An Old Mercantile Store

   As we travelled home on last Monday we passed an old building that I had noticed many other times on our travels to Arkansas. The only difference this time around was that I stopped and looked around.



   I wondered about the purpose of this structure and also about the people who worked here. The building is located near Graves, GA, just west of Dawson the county seat of Terrell County.

   Dismuke is an unusual name for sure, but in searching the internet I found that there were persons of that last name around.

   From some of the comments and replies to older posts, I gather that this building was a general store, or mercantile, begun around turn of the 20th century. One woman posted that it was owned by her grandfather and that the family lived just down the road, whichever way that is,  from the store.

   Real people came to work in this store. Real people shopped here and socialized here with their neighbors.
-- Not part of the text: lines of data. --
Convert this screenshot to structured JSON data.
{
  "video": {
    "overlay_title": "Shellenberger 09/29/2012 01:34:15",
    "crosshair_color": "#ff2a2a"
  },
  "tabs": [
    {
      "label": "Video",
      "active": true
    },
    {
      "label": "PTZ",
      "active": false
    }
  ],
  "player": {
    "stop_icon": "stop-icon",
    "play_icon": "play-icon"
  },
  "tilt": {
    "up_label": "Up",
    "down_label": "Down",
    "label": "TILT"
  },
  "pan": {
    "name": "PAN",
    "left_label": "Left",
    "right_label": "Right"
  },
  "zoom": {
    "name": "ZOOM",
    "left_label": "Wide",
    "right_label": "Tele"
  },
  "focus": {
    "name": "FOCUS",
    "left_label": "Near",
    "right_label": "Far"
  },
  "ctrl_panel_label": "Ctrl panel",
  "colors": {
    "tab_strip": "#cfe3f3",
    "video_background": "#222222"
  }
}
   The store was probably an important spot to the folks who lived in the surrounding countryside. It served a purpose in that community. One site listed the dissolution of the business was around 1981, which sounds plausible considering the condition of the building. It seems to have been in business for some 85 or so years.

   How many lives touched and were touched by one store in the backwoods of SW Georgia? Of course it was not the store that touched, it was the people associated with it, the owner, the clerks, the customers, the people who delivered to it and those that maybe just hung around and talked.

   Lives, people, deeds of kindness or otherwise, romances, plots. How much stuff went on here, how many life changing decisions made here?

   Sometimes I like to wonder.

   These people who lived and worked and bought in this place were known by God, and all were worked into His will and His plan in some way. Their hopes and dreams were played out in this spot, not only by them, but by those who came after, all the way down to today.

   I may not know even the first person who was here, but I know that even the mundane things in their lives had an influence beyond their days.

   Makes me want to make my life, even the mundane part of it, worth living in such a way that God is pleased with the way it is remembered.